T.H.E. Journal has been regularly updating a story following the U.S. Patent and Trade Office's ongoing examinations of Blackboard patent #6,988,138 ("Alcorn").

I won't spoil the storytelling, such as it is, but perhaps Bb should grow accustomed to rejection...


 

Friday, February 01, 2008

Drive Crash

Welcome to my first external drive crash.

I've been doing some freelancing for a .org in DC, helping produce videos of seminars on Capitol Hill. The editing is all Final Cut Pro 6. I enhance some of the seminar slides with Keynote animations exported as Quicktime. Good work for good people.

Unfortunately, the 1.5-month-old drive I've been using for assets and editing has just gone Tango Uniform. Unmountable. Unfixable by OS X's Disk Utility.

Why, if I spec RAID systems for other folks, did I go with a single drive config for myself? Budget? Natural cheapness? Carelessness? I guess I just didn't figure the drive would die before the first project wrapped. I had planned to archive the works, right after post-production.

Bad plan. Never again.

So, now I have a NewerTech GMAX (Guardian Maximus -- an over-the-top name if I've ever heard one) 500GB 32M RAID-1 box on order from OWC. There's a copy of Data Rescue II from Prosoft. This will be my first GMax. I'll let you know how well it works.

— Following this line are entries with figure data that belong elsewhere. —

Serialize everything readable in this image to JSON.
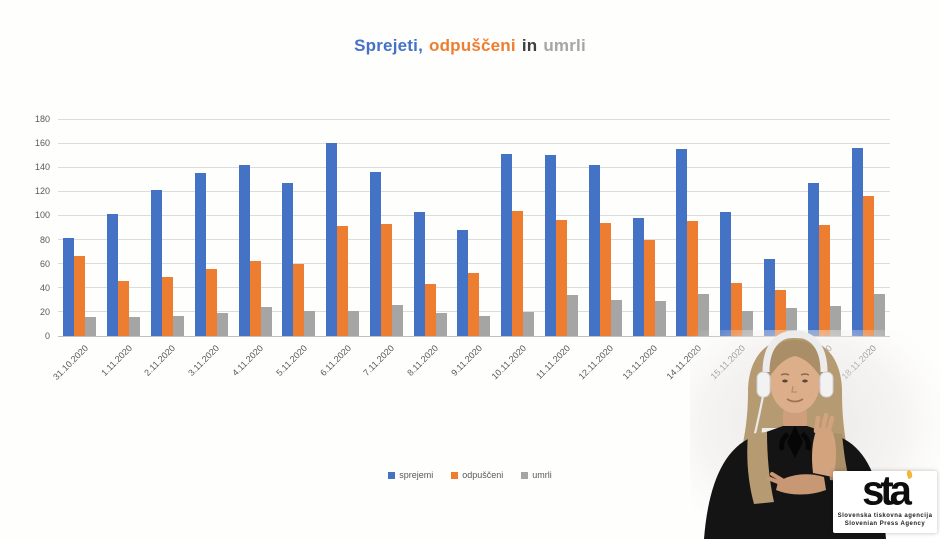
{
  "title": {
    "sprejeti": "Sprejeti,",
    "odpusceni": "odpuščeni",
    "in": "in",
    "umrli": "umrli"
  },
  "title_colors": {
    "sprejeti": "#4472C4",
    "odpusceni": "#ED7D31",
    "in": "#3F3F3F",
    "umrli": "#A6A6A6"
  },
  "axis": {
    "text_color": "#595959",
    "grid_color": "#DCDCDC",
    "axis_line_color": "#BFBFBF"
  },
  "chart_data": {
    "type": "bar",
    "title": "Sprejeti, odpuščeni in umrli",
    "categories": [
      "31.10.2020",
      "1.11.2020",
      "2.11.2020",
      "3.11.2020",
      "4.11.2020",
      "5.11.2020",
      "6.11.2020",
      "7.11.2020",
      "8.11.2020",
      "9.11.2020",
      "10.11.2020",
      "11.11.2020",
      "12.11.2020",
      "13.11.2020",
      "14.11.2020",
      "15.11.2020",
      "16.11.2020",
      "17.11.2020",
      "18.11.2020"
    ],
    "series": [
      {
        "name": "sprejemi",
        "color": "#4472C4",
        "values": [
          81,
          101,
          121,
          135,
          142,
          127,
          160,
          136,
          103,
          88,
          151,
          150,
          142,
          98,
          155,
          103,
          64,
          127,
          156
        ]
      },
      {
        "name": "odpuščeni",
        "color": "#ED7D31",
        "values": [
          66,
          46,
          49,
          56,
          62,
          60,
          91,
          93,
          43,
          52,
          104,
          96,
          94,
          80,
          95,
          44,
          38,
          92,
          116
        ]
      },
      {
        "name": "umrli",
        "color": "#A5A5A5",
        "values": [
          16,
          16,
          17,
          19,
          24,
          21,
          21,
          26,
          19,
          17,
          20,
          34,
          30,
          29,
          35,
          21,
          23,
          25,
          35
        ]
      }
    ],
    "ylim": [
      0,
      180
    ],
    "ytick_step": 20,
    "grid": true,
    "legend_position": "bottom"
  },
  "logo": {
    "brand": "sta",
    "line1": "Slovenska tiskovna agencija",
    "line2": "Slovenian Press Agency"
  }
}
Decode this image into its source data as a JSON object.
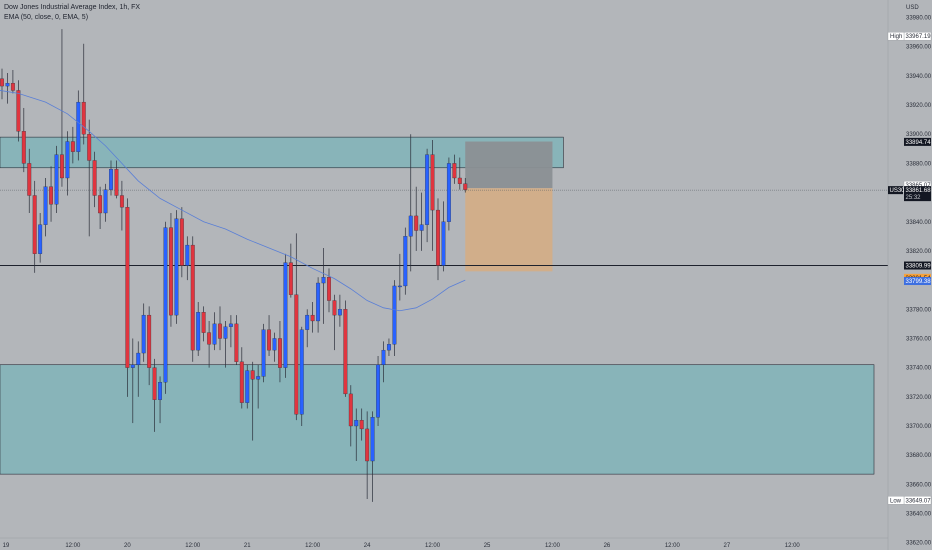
{
  "legend": {
    "title": "Dow Jones Industrial Average Index, 1h, FX",
    "indicator": "EMA (50, close, 0, EMA, 5)"
  },
  "currency": "USD",
  "colors": {
    "background": "#b3b6ba",
    "up": "#2962ff",
    "down": "#e0353f",
    "zone": "#88b4b9",
    "ema": "#5a7fd6",
    "target": "#d3ae87",
    "stop": "#8b9094"
  },
  "chart_data": {
    "type": "candlestick",
    "title": "Dow Jones Industrial Average Index, 1h, FX",
    "symbol": "US30",
    "interval": "1h",
    "ylim": [
      33615,
      33992
    ],
    "y_ticks": [
      33980.0,
      33960.0,
      33940.0,
      33920.0,
      33900.0,
      33880.0,
      33860.0,
      33840.0,
      33820.0,
      33800.0,
      33780.0,
      33760.0,
      33740.0,
      33720.0,
      33700.0,
      33680.0,
      33660.0,
      33640.0,
      33620.0
    ],
    "x_ticks": [
      {
        "label": "19",
        "bar": 0
      },
      {
        "label": "12:00",
        "bar": 13
      },
      {
        "label": "20",
        "bar": 23
      },
      {
        "label": "12:00",
        "bar": 35
      },
      {
        "label": "21",
        "bar": 45
      },
      {
        "label": "12:00",
        "bar": 57
      },
      {
        "label": "24",
        "bar": 67
      },
      {
        "label": "12:00",
        "bar": 79
      },
      {
        "label": "25",
        "bar": 89
      },
      {
        "label": "12:00",
        "bar": 101
      },
      {
        "label": "26",
        "bar": 111
      },
      {
        "label": "12:00",
        "bar": 123
      },
      {
        "label": "27",
        "bar": 133
      },
      {
        "label": "12:00",
        "bar": 145
      }
    ],
    "price_labels": {
      "high_label": "High",
      "high": 33967.19,
      "low_label": "Low",
      "low": 33649.07,
      "symbol": "US30",
      "last": 33861.68,
      "countdown": "25:32",
      "zone_top": 33894.74,
      "entry": 33865.07,
      "level": 33809.99,
      "target": 33801.54,
      "ema": 33799.38
    },
    "zones": [
      {
        "from": 33877,
        "to": 33898,
        "bar_start": -2,
        "bar_end": 103
      },
      {
        "from": 33667,
        "to": 33742,
        "bar_start": -2,
        "bar_end": 160
      }
    ],
    "horizontal_line": 33809.99,
    "position": {
      "type": "short",
      "entry": 33863,
      "stop": 33895,
      "target": 33806,
      "bar_start": 85,
      "bar_end": 101
    },
    "ema": [
      [
        -1,
        33930
      ],
      [
        3,
        33928
      ],
      [
        8,
        33922
      ],
      [
        12,
        33914
      ],
      [
        16,
        33902
      ],
      [
        19,
        33892
      ],
      [
        22,
        33880
      ],
      [
        25,
        33868
      ],
      [
        29,
        33856
      ],
      [
        33,
        33848
      ],
      [
        37,
        33840
      ],
      [
        41,
        33835
      ],
      [
        45,
        33828
      ],
      [
        49,
        33822
      ],
      [
        53,
        33816
      ],
      [
        57,
        33808
      ],
      [
        61,
        33801
      ],
      [
        64,
        33794
      ],
      [
        67,
        33786
      ],
      [
        70,
        33781
      ],
      [
        73,
        33779
      ],
      [
        76,
        33781
      ],
      [
        79,
        33787
      ],
      [
        82,
        33795
      ],
      [
        85,
        33800
      ]
    ],
    "candles": [
      {
        "o": 33938,
        "h": 33945,
        "l": 33924,
        "c": 33933
      },
      {
        "o": 33933,
        "h": 33942,
        "l": 33921,
        "c": 33935
      },
      {
        "o": 33935,
        "h": 33944,
        "l": 33928,
        "c": 33930
      },
      {
        "o": 33930,
        "h": 33937,
        "l": 33895,
        "c": 33902
      },
      {
        "o": 33902,
        "h": 33918,
        "l": 33874,
        "c": 33880
      },
      {
        "o": 33880,
        "h": 33890,
        "l": 33846,
        "c": 33858
      },
      {
        "o": 33858,
        "h": 33868,
        "l": 33805,
        "c": 33818
      },
      {
        "o": 33818,
        "h": 33846,
        "l": 33812,
        "c": 33838
      },
      {
        "o": 33838,
        "h": 33870,
        "l": 33830,
        "c": 33864
      },
      {
        "o": 33864,
        "h": 33878,
        "l": 33840,
        "c": 33852
      },
      {
        "o": 33852,
        "h": 33892,
        "l": 33846,
        "c": 33886
      },
      {
        "o": 33886,
        "h": 33972,
        "l": 33864,
        "c": 33870
      },
      {
        "o": 33870,
        "h": 33902,
        "l": 33858,
        "c": 33895
      },
      {
        "o": 33895,
        "h": 33905,
        "l": 33880,
        "c": 33888
      },
      {
        "o": 33888,
        "h": 33930,
        "l": 33882,
        "c": 33922
      },
      {
        "o": 33922,
        "h": 33962,
        "l": 33893,
        "c": 33900
      },
      {
        "o": 33900,
        "h": 33910,
        "l": 33830,
        "c": 33882
      },
      {
        "o": 33882,
        "h": 33888,
        "l": 33850,
        "c": 33858
      },
      {
        "o": 33858,
        "h": 33864,
        "l": 33835,
        "c": 33846
      },
      {
        "o": 33846,
        "h": 33866,
        "l": 33840,
        "c": 33862
      },
      {
        "o": 33862,
        "h": 33882,
        "l": 33858,
        "c": 33876
      },
      {
        "o": 33876,
        "h": 33882,
        "l": 33856,
        "c": 33858
      },
      {
        "o": 33858,
        "h": 33868,
        "l": 33834,
        "c": 33850
      },
      {
        "o": 33850,
        "h": 33856,
        "l": 33720,
        "c": 33740
      },
      {
        "o": 33740,
        "h": 33760,
        "l": 33702,
        "c": 33742
      },
      {
        "o": 33742,
        "h": 33758,
        "l": 33720,
        "c": 33750
      },
      {
        "o": 33750,
        "h": 33784,
        "l": 33744,
        "c": 33776
      },
      {
        "o": 33776,
        "h": 33782,
        "l": 33728,
        "c": 33740
      },
      {
        "o": 33740,
        "h": 33746,
        "l": 33696,
        "c": 33718
      },
      {
        "o": 33718,
        "h": 33734,
        "l": 33702,
        "c": 33730
      },
      {
        "o": 33730,
        "h": 33840,
        "l": 33722,
        "c": 33836
      },
      {
        "o": 33836,
        "h": 33846,
        "l": 33768,
        "c": 33776
      },
      {
        "o": 33776,
        "h": 33848,
        "l": 33770,
        "c": 33842
      },
      {
        "o": 33842,
        "h": 33850,
        "l": 33802,
        "c": 33810
      },
      {
        "o": 33810,
        "h": 33830,
        "l": 33800,
        "c": 33824
      },
      {
        "o": 33824,
        "h": 33830,
        "l": 33744,
        "c": 33752
      },
      {
        "o": 33752,
        "h": 33785,
        "l": 33748,
        "c": 33778
      },
      {
        "o": 33778,
        "h": 33782,
        "l": 33758,
        "c": 33764
      },
      {
        "o": 33764,
        "h": 33772,
        "l": 33740,
        "c": 33756
      },
      {
        "o": 33756,
        "h": 33778,
        "l": 33752,
        "c": 33770
      },
      {
        "o": 33770,
        "h": 33782,
        "l": 33752,
        "c": 33760
      },
      {
        "o": 33760,
        "h": 33772,
        "l": 33740,
        "c": 33768
      },
      {
        "o": 33768,
        "h": 33776,
        "l": 33754,
        "c": 33770
      },
      {
        "o": 33770,
        "h": 33776,
        "l": 33742,
        "c": 33744
      },
      {
        "o": 33744,
        "h": 33754,
        "l": 33712,
        "c": 33716
      },
      {
        "o": 33716,
        "h": 33742,
        "l": 33712,
        "c": 33738
      },
      {
        "o": 33738,
        "h": 33744,
        "l": 33690,
        "c": 33732
      },
      {
        "o": 33732,
        "h": 33742,
        "l": 33712,
        "c": 33734
      },
      {
        "o": 33734,
        "h": 33770,
        "l": 33730,
        "c": 33766
      },
      {
        "o": 33766,
        "h": 33776,
        "l": 33748,
        "c": 33752
      },
      {
        "o": 33752,
        "h": 33764,
        "l": 33744,
        "c": 33760
      },
      {
        "o": 33760,
        "h": 33772,
        "l": 33730,
        "c": 33740
      },
      {
        "o": 33740,
        "h": 33818,
        "l": 33733,
        "c": 33812
      },
      {
        "o": 33812,
        "h": 33825,
        "l": 33788,
        "c": 33790
      },
      {
        "o": 33790,
        "h": 33832,
        "l": 33704,
        "c": 33708
      },
      {
        "o": 33708,
        "h": 33768,
        "l": 33700,
        "c": 33766
      },
      {
        "o": 33766,
        "h": 33780,
        "l": 33754,
        "c": 33776
      },
      {
        "o": 33776,
        "h": 33785,
        "l": 33764,
        "c": 33772
      },
      {
        "o": 33772,
        "h": 33802,
        "l": 33764,
        "c": 33798
      },
      {
        "o": 33798,
        "h": 33822,
        "l": 33770,
        "c": 33802
      },
      {
        "o": 33802,
        "h": 33808,
        "l": 33778,
        "c": 33786
      },
      {
        "o": 33786,
        "h": 33790,
        "l": 33752,
        "c": 33776
      },
      {
        "o": 33776,
        "h": 33790,
        "l": 33768,
        "c": 33780
      },
      {
        "o": 33780,
        "h": 33786,
        "l": 33720,
        "c": 33722
      },
      {
        "o": 33722,
        "h": 33728,
        "l": 33686,
        "c": 33700
      },
      {
        "o": 33700,
        "h": 33712,
        "l": 33676,
        "c": 33704
      },
      {
        "o": 33704,
        "h": 33712,
        "l": 33690,
        "c": 33698
      },
      {
        "o": 33698,
        "h": 33710,
        "l": 33650,
        "c": 33676
      },
      {
        "o": 33676,
        "h": 33710,
        "l": 33648,
        "c": 33706
      },
      {
        "o": 33706,
        "h": 33748,
        "l": 33700,
        "c": 33742
      },
      {
        "o": 33742,
        "h": 33758,
        "l": 33730,
        "c": 33752
      },
      {
        "o": 33752,
        "h": 33760,
        "l": 33748,
        "c": 33756
      },
      {
        "o": 33756,
        "h": 33800,
        "l": 33748,
        "c": 33796
      },
      {
        "o": 33796,
        "h": 33818,
        "l": 33786,
        "c": 33796
      },
      {
        "o": 33796,
        "h": 33836,
        "l": 33790,
        "c": 33830
      },
      {
        "o": 33830,
        "h": 33900,
        "l": 33806,
        "c": 33844
      },
      {
        "o": 33844,
        "h": 33864,
        "l": 33820,
        "c": 33834
      },
      {
        "o": 33834,
        "h": 33860,
        "l": 33820,
        "c": 33838
      },
      {
        "o": 33838,
        "h": 33890,
        "l": 33826,
        "c": 33886
      },
      {
        "o": 33886,
        "h": 33896,
        "l": 33820,
        "c": 33848
      },
      {
        "o": 33848,
        "h": 33856,
        "l": 33800,
        "c": 33810
      },
      {
        "o": 33810,
        "h": 33854,
        "l": 33806,
        "c": 33840
      },
      {
        "o": 33840,
        "h": 33884,
        "l": 33834,
        "c": 33880
      },
      {
        "o": 33880,
        "h": 33886,
        "l": 33866,
        "c": 33870
      },
      {
        "o": 33870,
        "h": 33884,
        "l": 33862,
        "c": 33866
      },
      {
        "o": 33866,
        "h": 33870,
        "l": 33860,
        "c": 33862
      }
    ]
  }
}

Time to contact the warranty folks at Maxtor! I wonder what that will be like.


 

Thursday, January 17, 2008

Matt Waite on Data Ghettos

I've been pointing colleagues to Matt Waite's recent blog entry on newspaper website data centers. I thought I should point the blog to it, as well.

I would love to write more about this subject, but I'm in a non-disclosure/non-conflict-of-interest mode at the moment. So, this is me -- not disclosing, not conflicting.

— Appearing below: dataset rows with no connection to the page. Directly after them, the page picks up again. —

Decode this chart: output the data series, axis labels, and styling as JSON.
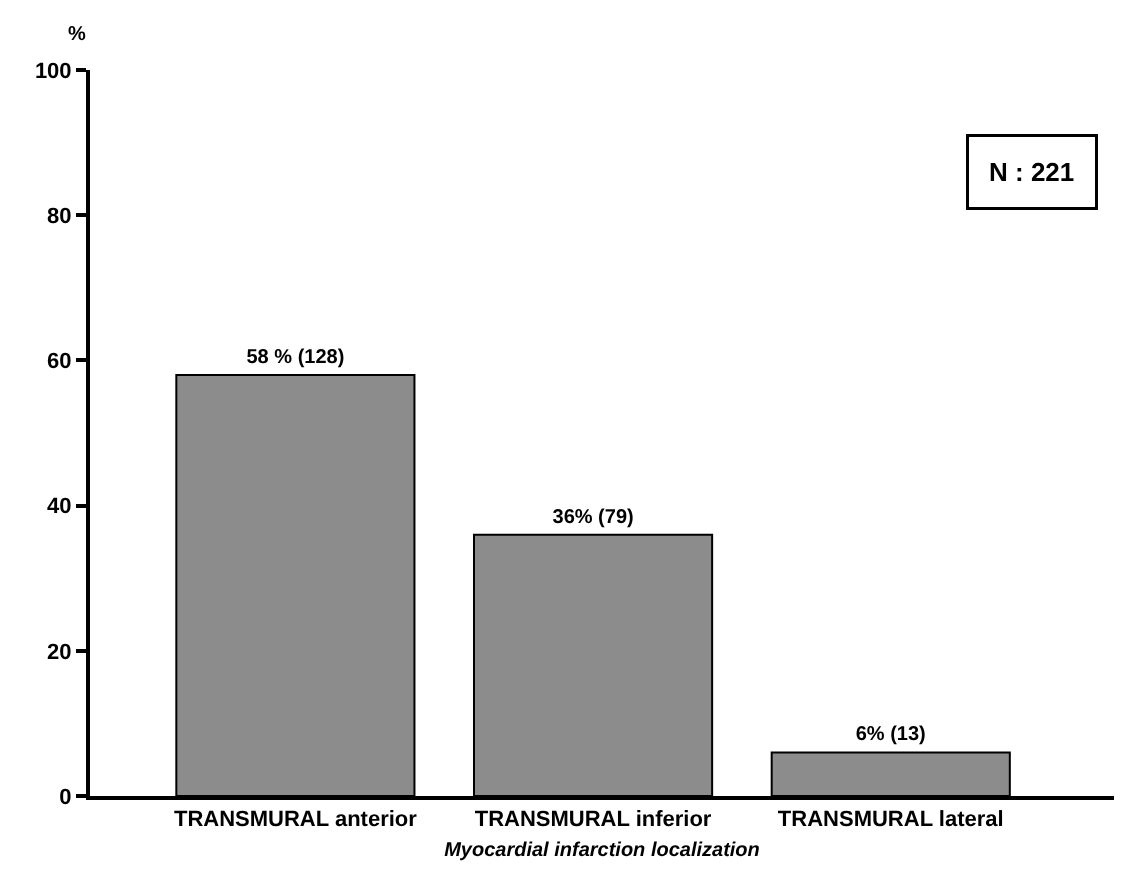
{
  "chart_data": {
    "type": "bar",
    "categories": [
      "TRANSMURAL anterior",
      "TRANSMURAL inferior",
      "TRANSMURAL lateral"
    ],
    "values": [
      58,
      36,
      6
    ],
    "value_labels": [
      "58 % (128)",
      "36% (79)",
      "6% (13)"
    ],
    "color": "#8c8c8c",
    "ylabel": "%",
    "xlabel": "Myocardial infarction localization",
    "ylim": [
      0,
      100
    ],
    "yticks": [
      0,
      20,
      40,
      60,
      80,
      100
    ],
    "annotations": [
      "N : 221"
    ]
  }
}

Let me think some more. I have a class tonight, so my brain isn't entirely free at the moment. Perhaps I'll be more thoughtful tomorrow.

Later!


 

Thursday, January 10, 2008

IRBs and Free Speech

I don't know how long this link will remain up, but "Threat Seen to Oral History," from last week's Chronicle.com provoked an interesting response from Ohio University's Joseph Bernt. Here's a snippet:
Moreover, there is that pesky often disrespected 1st Amendment right of free speech, which I assume gives me the right to ask questions as well as make statements and gives my “subjects” or sources the right to offer their views or not.

Bernt is not alone in asserting that IRBs and the ol' 1A are in conflict. A former boss of mine would refuse to deal with the university IRB on just those grounds. Why would a journalism professor or journalism student ask permission to ask questions?

What sort of example would that professor be setting ("Oh, I just need to ask 'Mother, may I' before I can conduct an interview")? Isn't there some problem with journalists kow-towing to authority already?

Just something to think about. Go JB!


 

David Lynch on cell phone cinema

In case anyone is wondering why digital video instructors harp on shooting/editing differently for micro-media, try this highly blogged snippet from writer, director, producer, etc. David Lynch.


 

Monday, December 17, 2007

Moodle Server

So, what's D-Ed up to, these days? I took a crack at installing a Moodle server the other day. I think this really deserves its own box, but I don't have a spare Mini and my old Linux boxen are noisy power-vacuums by today's standards.

That leaves me with the ol' family iMac. I just hope uninstalling isn't as involved as installing. Oy!